Dalam fiqih keharaman barang dipengaruhi oleh setidaknya dua hal. Pertama, haram secara substansial (li dzatihi). Barang tersebut diharamkan oleh syariat bisa karena membawa mudarat bagi tubuh, memabukkan, merusak akal, najis, menjijikkan, atau disebut oleh nash Al-Qur’an atau hadits. Contoh dari barang haram model ini antara lain arak, narkoba, kotoran, bangkai, daging babi, dan lain sebagainya. Dalam keadaan tidak terpaksa, makanan-makanan jenis ini secara substansial haram.
Kedua, haram karena faktor luar (li ghairihi). Bisa jadi barang-barang yang kita makan secara substansial halal dimakan namun karena proses mendapatkannya tidak dibenarkan syariat makanan itu berubah status menjadi haram. Karena itu, Islam tidak hanya menganjurkan pemeluknya untuk mencari makanan halal (secara substansial) tapi juga menggunakan cara-cara yang halal. Seperti harta hasil korupsi atau maling, gaji melakukan kejahatan, suap, penghasilan hasil menipu, serta judi atau taruhan.
Luqman al-Hakim pernah memberikan nasihat kepada anaknya: “Wahai anakku, jangan kamu makan barang haram dan mengisi perut terlalu kenyang. Sebab pikiran akan tertidur (beku). Kalau oikiran beku (tidak kreatif) maka ilmu pengetahuan pun akan pergi, dan dirimu akan merasa berat melakukan ibadah kepada Allah”
Syekh Wahab asy-Sya’rani menjelaskan lebih lanjut dalam kitab al-Minahus Saniyyah bahwa ada tujuh akibat yang datang apabila seorang mengisi perut terlalu kenyang (apalagi dengan barang haram dan syubhat). Yakni, hati menjadi keras, merusak kecerdasan dan kreativitas akal pikiran, menghilangkan hafalan, memberatkan badan untuk beribadah kepada Allah, malas belajar, memperkuat syahwat, dan membantu perangkap setan.
Itulah dampak-dampak rohani yang bakal dialami di dunia bagi siapa saja yang sengaja memasukkan barang haram di dalam tubuhnya. Dampak lebih ekstrem tentu akan diterima kelak di kehidupan akhirat. Surga enggan menerima orang-orang yang tubuhnya terdapat barang haram. Rasulullah SAW bersabda: “Setiap daging yang tumbuh dari sesuatu yang haram maka neraka lebih utama baginya.” (HR. Ahmad)

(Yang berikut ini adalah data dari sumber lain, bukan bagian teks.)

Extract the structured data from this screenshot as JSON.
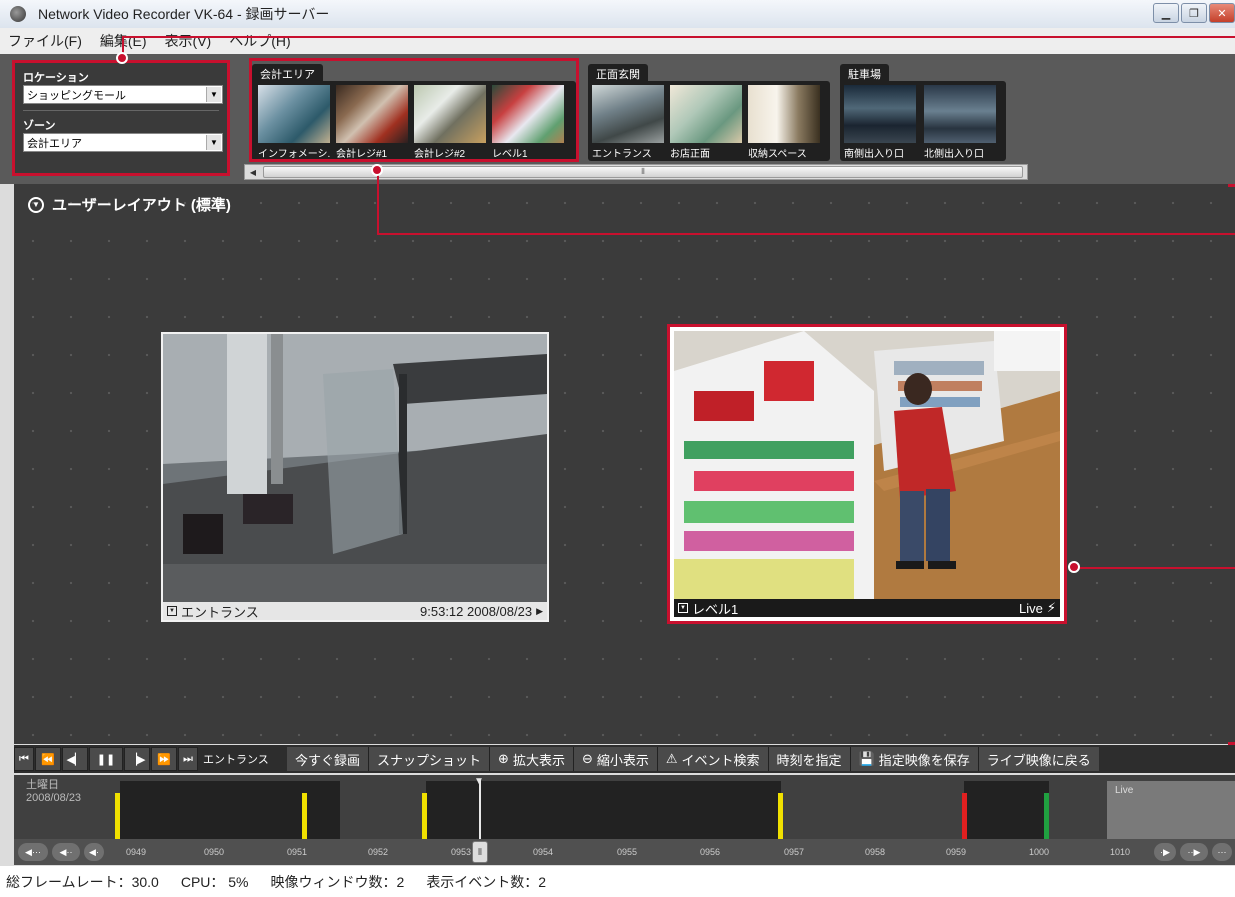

Setiap umat Islam tidak hanya wajib menjaga dari sesuatu yang haram bukan sematan kepada dirinya sendiri tapi juga keluarganya. Apalagi bagi seorang kepala keluarga, ikhtiarnya mencari nafkah mesti disertai perimbangan masak-masak bahwa segala aktivitas kita untuk memeroleh rezeki berasal dari cara dan sumber yang halal.

Kadang kita jumpai, seorang pedagang, sales, atau sejenisnya rela mengelabui klien hanya demi mengeruk keuntungan bagi dirinya sendiri, tanpa memikirkan kerugian bagi orang lain. Atau sebagian pejabat pemerintahan yang gemar mencari pungutan liar di luar pendapatan resmi. Cara-cara seperti ini, meski kadang terasa “lumrah” di masyarakat kita, setatusnya tetap terlarang. Dan penghasilan yang didapatkan dengan cara demikian cepat atau lambat akan berbuah pada mudarat bagi diri kita, anak-anak kita, keluarga kita, atau siapa saja yang nafkahnya menjadi tanggung jawab kita. Mudarat tersebut bisa jadi tak tampak secara jasmani, tapi akan sangat terasa di level rohani.

Kenapa mudarat jasmani bisa jadi tidak terlalu tampak? Mungkin karena dengan barang atau cara haram tersebut, seseorang terlihat makin kaya dan sehat. Tapi, apakah kesejahteraan itu membuatnya rendah hati, tenang secara batiniah, dan kian mendekat dengan Allah ? Kita mesti catat, sesuatu yang didapat dari melanggar perintah Allah, amat sulit membawa dampak pada ketaatan kepada Allah.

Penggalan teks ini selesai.